16. Baikkan

1.7K 257 28
                                    

Happy reading ❤️❤️

Arum menyiapkan makanan dan piring-piring untuk sarapan. Liburan tinggal seminggu lagi, tetapi sepertinya keluarga itu hanya akan tetap berada di rumah saja. Arum melakukan kegiatan itu dengan perasan sedih, pagi-pagi sekali Rama pergi entah kemana, pria itu belum mau juga bermaafan dengan dirinya. Wanita itu bingung, bagaimana lagi harus memperbaiki hubungannya.

"Rum, kok melamun?" Suara teguran itu lantas membuat Arum menoleh. Wanita itu langsung tersenyum canggung.

"Oma? Ya Allah, maaf Oma. Arum lagi ga fokus," jawab Arum tak enak.

Riri menggeleng, ia pun juga ikut membantu Arum menyiapkan persiapan sarapan. Bi Jumi sedang pulang ke kampungnya, jadi pekerjaan rumah pun mereka berdua lah yang ambil alih.

"Dari tadi Oma ga liat Rama, suami kamu kemana?" Riri benar-benar tidak melihat sosok Rama ataupun mendengar suara pria itu.

Arum terdiam, untung semalam Rama pulang lebih dulu daripada Riri yang habis jalan-jalan. Jika tidak, Arum tidak bisa bayangkan bagaimana perasaan wanita tua itu kala tau Rama mabuk.

"Mas Rama pergi lagi, Oma," jawab Arum pelan. Memang benar, Rama pergi tanpa pamit terlebih dahulu padanya.

"Lagi?" ulang Riri.

Arum menggigit bibir bawahnya, "hm, Oma. Kemarin gimana jalan-jalannya?" Arum mengalihkan pembicaraan.

Riri menghela napas saat melihat tingkah Arum, sudah lama wanita itu menjalin rumah tangga dengan almarhum suaminya dulu, tentunya wanita itu memiliki pengalaman hidup yang lebih banyak. Ia dapat mengetahui jika ada yang aneh di sini.

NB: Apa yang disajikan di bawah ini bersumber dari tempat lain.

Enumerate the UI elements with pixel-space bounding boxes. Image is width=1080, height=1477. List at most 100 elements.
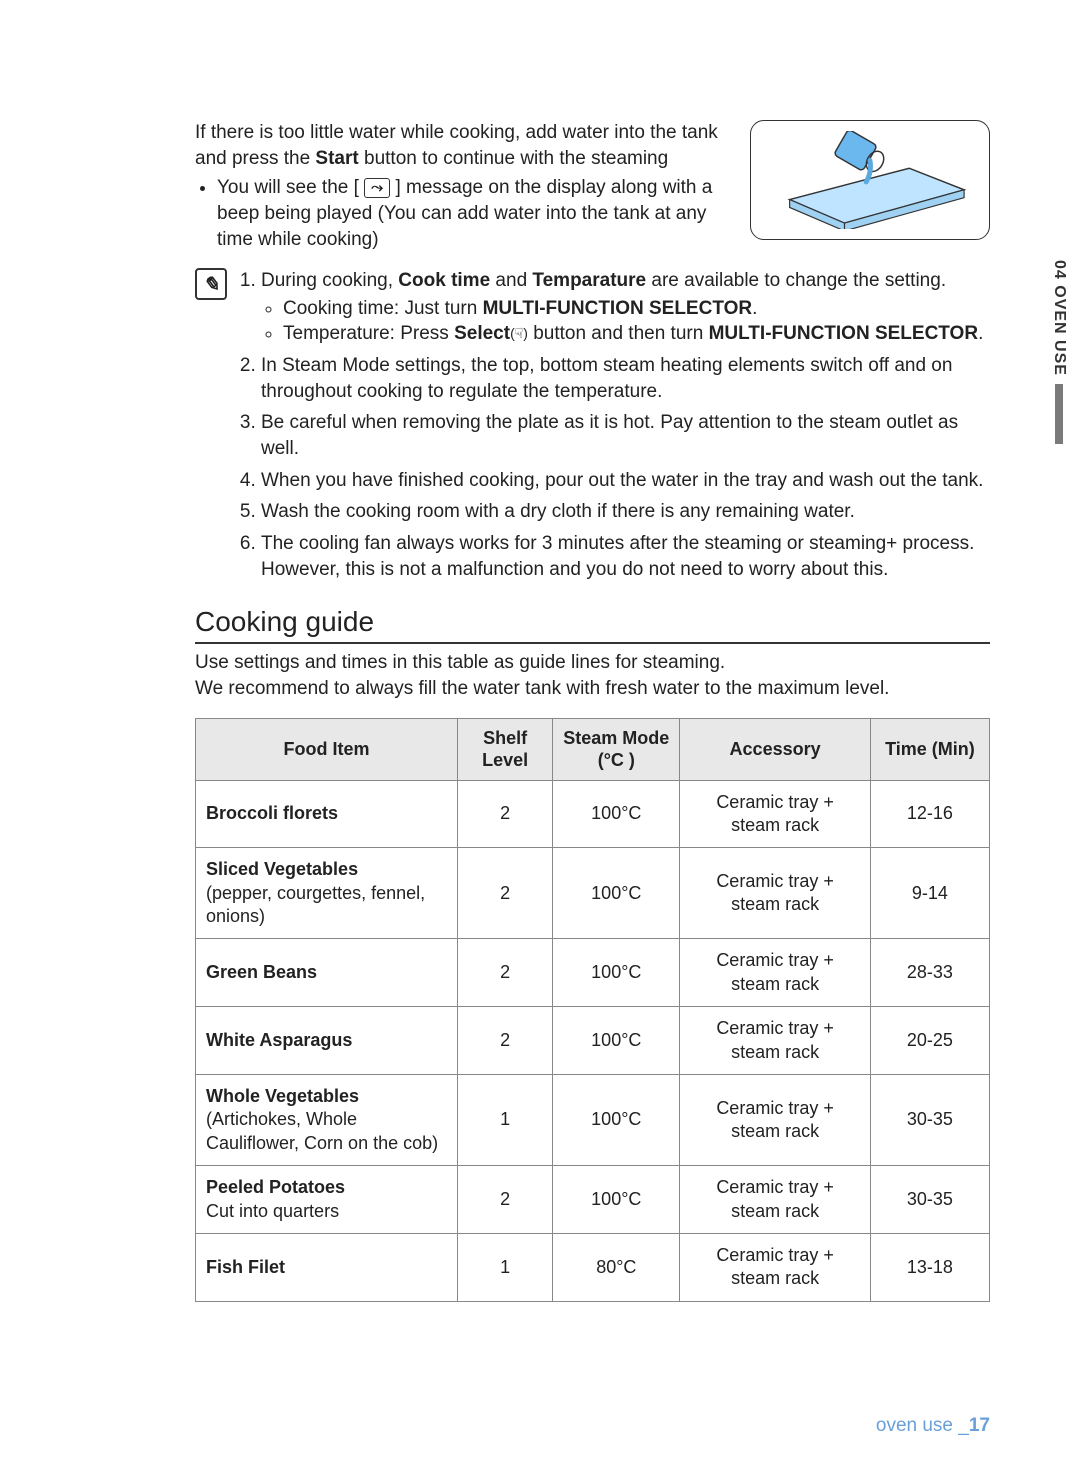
side-tab-bar [1055,384,1063,444]
cell-food: Fish Filet [196,1234,458,1302]
note-6: The cooling fan always works for 3 minut… [261,531,990,582]
cell-mode: 100°C [553,1075,680,1166]
cell-mode: 100°C [553,848,680,939]
cell-food: Sliced Vegetables (pepper, courgettes, fe… [196,848,458,939]
page: 04 OVEN USE If there is too little water… [0,0,1080,1477]
cell-acc: Ceramic tray + steam rack [680,1166,871,1234]
cell-shelf: 1 [458,1075,553,1166]
table-row: Broccoli florets 2100°CCeramic tray + ste… [196,780,990,848]
cell-shelf: 2 [458,1166,553,1234]
n1s2-d: MULTI-FUNCTION SELECTOR [709,323,979,344]
guide-intro-2: We recommend to always fill the water ta… [195,676,990,702]
cell-shelf: 2 [458,1007,553,1075]
cell-mode: 80°C [553,1234,680,1302]
intro-bullets: You will see the [ ⤳ ] message on the di… [195,175,726,252]
guide-intro-1: Use settings and times in this table as … [195,650,990,676]
steam-icon: ⤳ [364,178,390,198]
cell-time: 9-14 [870,848,989,939]
intro-bullet-1: You will see the [ ⤳ ] message on the di… [217,175,726,252]
table-head: Food Item Shelf Level Steam Mode (°C ) A… [196,718,990,780]
select-icon: (☟) [510,325,528,341]
footer-page: 17 [969,1415,990,1436]
guide-intro: Use settings and times in this table as … [195,650,990,701]
tray-svg [761,131,979,229]
cell-acc: Ceramic tray + steam rack [680,1007,871,1075]
cell-shelf: 2 [458,939,553,1007]
note-5: Wash the cooking room with a dry cloth i… [261,499,990,525]
n1-b: Cook time [398,270,490,291]
table-row: Fish Filet 180°CCeramic tray + steam rack… [196,1234,990,1302]
food-name: Peeled Potatoes [206,1177,345,1197]
intro-para-tail: button to continue with the steaming [359,148,668,169]
n1s2-a: Temperature: Press [283,323,454,344]
n1s2-c: button and then turn [528,323,709,344]
side-tab-label: 04 OVEN USE [1050,260,1068,376]
food-name: Green Beans [206,962,317,982]
food-name: Broccoli florets [206,803,338,823]
tray-illustration [750,120,990,240]
cell-shelf: 1 [458,1234,553,1302]
footer-text: oven use _ [876,1415,969,1436]
note-2: In Steam Mode settings, the top, bottom … [261,353,990,404]
cell-mode: 100°C [553,939,680,1007]
cell-time: 30-35 [870,1075,989,1166]
n1s1-a: Cooking time: Just turn [283,298,483,319]
note-body: During cooking, Cook time and Temparatur… [239,268,990,588]
n1s2-e: . [978,323,983,344]
table-body: Broccoli florets2100°CCeramic tray + ste… [196,780,990,1301]
intro-block: If there is too little water while cooki… [195,120,990,254]
n1s1-b: MULTI-FUNCTION SELECTOR [483,298,753,319]
note-1-sublist: Cooking time: Just turn MULTI-FUNCTION S… [261,296,990,347]
table-row: Whole Vegetables(Artichokes, Whole Cauli… [196,1075,990,1166]
intro-text: If there is too little water while cooki… [195,120,726,254]
table-row: Peeled Potatoes Cut into quarters 2100°CCe… [196,1166,990,1234]
cell-mode: 100°C [553,780,680,848]
n1-e: are available to change the setting. [646,270,946,291]
cell-time: 30-35 [870,1166,989,1234]
note-1: During cooking, Cook time and Temparatur… [261,268,990,347]
note-section: ✎ During cooking, Cook time and Temparat… [195,268,990,588]
cell-mode: 100°C [553,1007,680,1075]
table-row: Sliced Vegetables (pepper, courgettes, fe… [196,848,990,939]
food-name: Sliced Vegetables [206,859,358,879]
note-3: Be careful when removing the plate as it… [261,410,990,461]
cell-mode: 100°C [553,1166,680,1234]
food-name: Whole Vegetables [206,1086,359,1106]
cell-food: Green Beans [196,939,458,1007]
section-title: Cooking guide [195,606,990,644]
th-food: Food Item [196,718,458,780]
intro-paragraph: If there is too little water while cooki… [195,120,726,171]
cell-food: White Asparagus [196,1007,458,1075]
cell-acc: Ceramic tray + steam rack [680,1075,871,1166]
th-time: Time (Min) [870,718,989,780]
cell-time: 28-33 [870,939,989,1007]
th-mode: Steam Mode (°C ) [553,718,680,780]
intro-bullet-pre: You will see the [ [217,177,364,198]
th-shelf: Shelf Level [458,718,553,780]
cell-shelf: 2 [458,780,553,848]
note-1-sub-2: Temperature: Press Select(☟) button and … [283,321,990,347]
n1-a: During cooking, [261,270,398,291]
cooking-table: Food Item Shelf Level Steam Mode (°C ) A… [195,718,990,1302]
cell-food: Broccoli florets [196,780,458,848]
food-sub: Cut into quarters [206,1200,447,1223]
note-list: During cooking, Cook time and Temparatur… [239,268,990,582]
table-header-row: Food Item Shelf Level Steam Mode (°C ) A… [196,718,990,780]
side-tab: 04 OVEN USE [1038,260,1080,480]
food-name: White Asparagus [206,1030,352,1050]
cell-shelf: 2 [458,848,553,939]
n1-c: and [490,270,532,291]
food-sub: (pepper, courgettes, fennel, onions) [206,882,447,929]
note-1-sub-1: Cooking time: Just turn MULTI-FUNCTION S… [283,296,990,322]
cell-acc: Ceramic tray + steam rack [680,1234,871,1302]
n1-d: Temparature [532,270,646,291]
cell-food: Whole Vegetables(Artichokes, Whole Cauli… [196,1075,458,1166]
footer: oven use _17 [876,1415,990,1437]
n1s1-c: . [752,298,757,319]
cell-acc: Ceramic tray + steam rack [680,780,871,848]
cell-time: 12-16 [870,780,989,848]
th-acc: Accessory [680,718,871,780]
table-row: White Asparagus 2100°CCeramic tray + stea… [196,1007,990,1075]
food-name: Fish Filet [206,1257,285,1277]
cell-time: 13-18 [870,1234,989,1302]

"Kamu sedang ada masalah?" Pertanyaan itu telak dan tepat sasaran untuk Arum.

Melihat Arum yang hanya diam, lagi-lagi Riri menghela napas. Ia mengelus kepala Arum.

"Ya sudah, kalo gamau cerita ga apa-apa. Kalau kamu mau curhat sama Oma, Oma dengan senang hati mendengarkan."

Arum memeluk Riri, dekapan Riri padanya membuat wanita itu merindukan dekapan hangat seorang ibu.

***

Siangnya, Arum berniat untuk pergi ke panti, sudah lama ia tidak berkunjung ke sana. Wanita itu rindu sekali pada Bunda Dian.

"Oma, Arum mau ke panti dulu ya!" pamitnya kepada Riri yang tengah menjahit di ruang tamu.

"Qila ikut?" tanyanya yang dijawab anggukan oleh Arum.

"Naik apa?" Riri kembali memberikan pertanyaan.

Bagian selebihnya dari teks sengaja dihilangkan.